Si è spento nella mattinata di venerdì 20 febbraio, all’età di 94 anni, don Claudio Stucchi, tra i sacerdoti più anziani della diocesi di Novara e figura storica per la comunità di Renco.
Il santo Rosario sarà recitato domenica 22 febbraio 2026 alle ore 20.30 nella chiesa della Beata Vergine Maria Addolorata di Renco. La Liturgia funebre sarà celebrata nello stesso luogo lunedì 23 febbraio alle ore 16. La salma sarà poi tumulata nel cimitero di Anzola d’Ossola nella mattinata di martedì 24 febbraio.
Nato a Pallanza il 28 luglio 1931, don Claudio era stato ordinato sacerdote a Novara il 29 giugno 1957 da mons. Gilla Vincenzo Gremigni. La sua prima destinazione fu proprio Renco, come vicario curato dipendente dalla parrocchia di Trobaso. Nel 1962 venne istituita la parrocchia della Beata Vergine Maria Addolorata di Renco e don Claudio ne divenne il primo parroco.
A Renco rimase per 37 anni, fino al 1994, in quello che rappresentò il periodo più intenso e fecondo del suo ministero. In quegli anni accompagnò la crescita del quartiere, accogliendo le diverse ondate migratorie: prima gli abitanti della zona di San Bernardino e dei paesi montani, poi le famiglie provenienti dal Veneto e dal Sud Italia, insediatesi nelle nuove case popolari.
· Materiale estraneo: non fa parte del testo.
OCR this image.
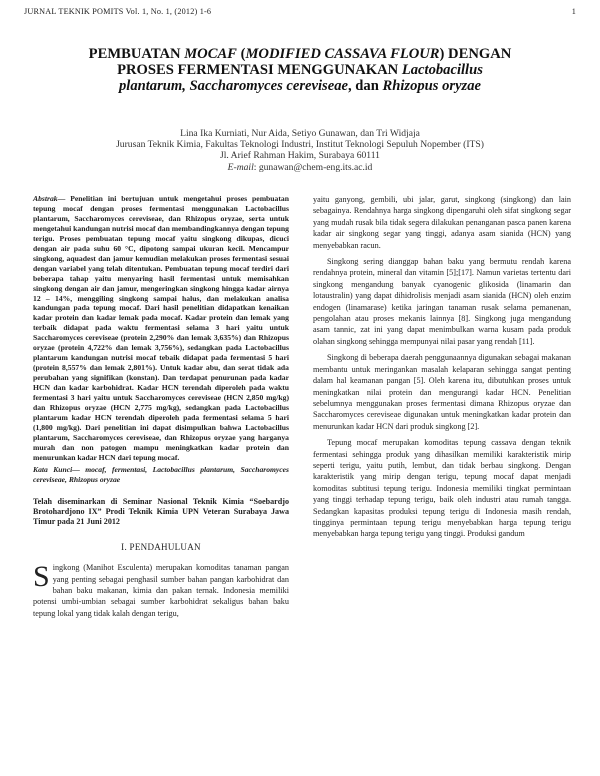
JURNAL TEKNIK POMITS Vol. 1, No. 1, (2012) 1-6	1
PEMBUATAN MOCAF (MODIFIED CASSAVA FLOUR) DENGAN
PROSES FERMENTASI MENGGUNAKAN Lactobacillus
plantarum, Saccharomyces cereviseae, dan Rhizopus oryzae
Lina Ika Kurniati, Nur Aida, Setiyo Gunawan, dan Tri Widjaja
Jurusan Teknik Kimia, Fakultas Teknologi Industri, Institut Teknologi Sepuluh Nopember (ITS)
Jl. Arief Rahman Hakim, Surabaya 60111
E-mail: gunawan@chem-eng.its.ac.id
Abstrak— Penelitian ini bertujuan untuk mengetahui proses pembuatan tepung mocaf dengan proses fermentasi menggunakan Lactobacillus plantarum, Saccharomyces cereviseae, dan Rhizopus oryzae, serta untuk mengetahui kandungan nutrisi mocaf dan membandingkannya dengan tepung terigu. Proses pembuatan tepung mocaf yaitu singkong dikupas, dicuci dengan air pada suhu 60 °C, dipotong sampai ukuran kecil. Mencampur singkong, aquadest dan jamur kemudian melakukan proses fermentasi sesuai dengan variabel yang telah ditentukan. Pembuatan tepung mocaf terdiri dari beberapa tahap yaitu menyaring hasil fermentasi untuk memisahkan singkong dengan air dan jamur, mengeringkan singkong hingga kadar airnya 12 – 14%, menggiling singkong sampai halus, dan melakukan analisa kandungan pada tepung mocaf. Dari hasil penelitian didapatkan kenaikan kadar protein dan kadar lemak pada mocaf. Kadar protein dan lemak yang terbaik didapat pada waktu fermentasi selama 3 hari yaitu untuk Saccharomyces cereviseae (protein 2,290% dan lemak 3,635%) dan Rhizopus oryzae (protein 4,722% dan lemak 3,756%), sedangkan pada Lactobacillus plantarum kandungan nutrisi mocaf tebaik didapat pada fermentasi 5 hari (protein 8,557% dan lemak 2,801%). Untuk kadar abu, dan serat tidak ada perubahan yang signifikan (konstan). Dan terdapat penurunan pada kadar HCN dan kadar karbohidrat. Kadar HCN terendah diperoleh pada waktu fermentasi 3 hari yaitu untuk Saccharomyces cereviseae (HCN 2,850 mg/kg) dan Rhizopus oryzae (HCN 2,775 mg/kg), sedangkan pada Lactobacillus plantarum kadar HCN terendah diperoleh pada fermentasi selama 5 hari (1,800 mg/kg). Dari penelitian ini dapat disimpulkan bahwa Lactobacillus plantarum, Saccharomyces cereviseae, dan Rhizopus oryzae yang harganya murah dan non patogen mampu meningkatkan kadar protein dan menurunkan kadar HCN dari tepung mocaf.
Kata Kunci— mocaf, fermentasi, Lactobacillus plantarum, Saccharomyces cereviseae, Rhizopus oryzae
Telah diseminarkan di Seminar Nasional Teknik Kimia “Soebardjo Brotohardjono IX” Prodi Teknik Kimia UPN Veteran Surabaya Jawa Timur pada 21 Juni 2012
I. PENDAHULUAN
Singkong (Manihot Esculenta) merupakan komoditas tanaman pangan yang penting sebagai penghasil sumber bahan pangan karbohidrat dan bahan baku makanan, kimia dan pakan ternak. Indonesia memiliki potensi umbi-umbian sebagai sumber karbohidrat sekaligus bahan baku tepung lokal yang tidak kalah dengan terigu,

yaitu ganyong, gembili, ubi jalar, garut, singkong (singkong) dan lain sebagainya. Rendahnya harga singkong dipengaruhi oleh sifat singkong segar yang mudah rusak bila tidak segera dilakukan penanganan pasca panen karena kadar air singkong segar yang tinggi, adanya asam sianida (HCN) yang menyebabkan racun.

Singkong sering dianggap bahan baku yang bermutu rendah karena rendahnya protein, mineral dan vitamin [5];[17]. Namun varietas tertentu dari singkong mengandung banyak cyanogenic glikosida (linamarin dan lotaustralin) yang dapat dihidrolisis menjadi asam sianida (HCN) oleh enzim endogen (linamarase) ketika jaringan tanaman rusak selama pemanenan, pengolahan atau proses mekanis lainnya [8]. Singkong juga mengandung asam tannic, zat ini yang dapat menimbulkan warna kusam pada produk olahan singkong sehingga mempunyai nilai pasar yang rendah [11].

Singkong di beberapa daerah penggunaannya digunakan sebagai makanan membantu untuk meringankan masalah kelaparan sehingga sangat penting dalam hal keamanan pangan [5]. Oleh karena itu, dibutuhkan proses untuk meningkatkan nilai protein dan mengurangi kadar HCN. Penelitian sebelumnya menggunakan proses fermentasi dimana Rhizopus oryzae dan Saccharomyces cereviseae digunakan untuk meningkatkan kadar protein dan menurunkan kadar HCN dari produk singkong [2].

Tepung mocaf merupakan komoditas tepung cassava dengan teknik fermentasi sehingga produk yang dihasilkan memiliki karakteristik mirip seperti terigu, yaitu putih, lembut, dan tidak berbau singkong. Dengan karakteristik yang mirip dengan terigu, tepung mocaf dapat menjadi komoditas subtitusi tepung terigu. Indonesia memiliki tingkat permintaan yang tinggi terhadap tepung terigu, baik oleh industri atau rumah tangga. Sedangkan kapasitas produksi tepung terigu di Indonesia masih rendah, tingginya permintaan tepung terigu menyebabkan harga tepung terigu menyebabkan harga tepung terigu yang tinggi. Produksi gandum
Attento alle esigenze sociali ed educative, si impegnò nella costruzione e successivamente nell’ampliamento dell’asilo parrocchiale, sostenuto dalle suore Salesiane. Curò inoltre la ristrutturazione della casa parrocchiale e della settecentesca chiesa, celebrandone nel 1977 il terzo centenario di costruzione.
Nonostante un contesto sociale complesso, soprattutto nei primi anni riuscì a creare attorno a sé una comunità viva e partecipe, con particolare attenzione ai giovani e al rafforzamento del senso di appartenenza ecclesiale tra persone di provenienze culturali e geografiche diverse.
Conclusa l’esperienza a Renco, nel 1994 si trasferì a Roma per frequentare alla Pontificia Università Gregoriana corsi sui Beni culturali della Chiesa, coltivando una sensibilità artistica già emersa durante il suo ministero pastorale. Rientrato a Novara, collaborò con la Sezione di Arte Sacra e Beni Culturali della diocesi per la realizzazione dell’inventario diocesano.
Dal 1995 al 1998 fu cappellano delle Suore dell’Istituto Palazzolo alla Villa Faraggiana di Meina, rendendosi disponibile anche per il servizio festivo nelle parrocchie di Mergozzo, Albo e Bracchio. Nel 1998 assunse l’incarico di cappellano delle Suore di Maria Consolatrice di Antoliva a Verbania. Dal 2019 risiedeva a Fondotoce, accudito dai nipoti.
Don Giuseppe Cacciami lo aveva descritto come un sacerdote capace di un "dialogo franco e schietto", incline alla battuta, in cui "bontà, sofferenza, fede e ironia fanno un cocktail che solo chi ti conosce bene sa decifrare in modo giusto".
Don Claudio è morto a Premosello dopo alcuni giorni di ricovero in una struttura sanitaria.
La Chiesa novarese, attraverso il vicario episcopale per il clero e la vita consacrata don Franco Giudice, esprime cordoglio e vicinanza ai nipoti e ai familiari, affidando al Signore un sacerdote che ha consacrato la propria vita al servizio della comunità e della diocesi.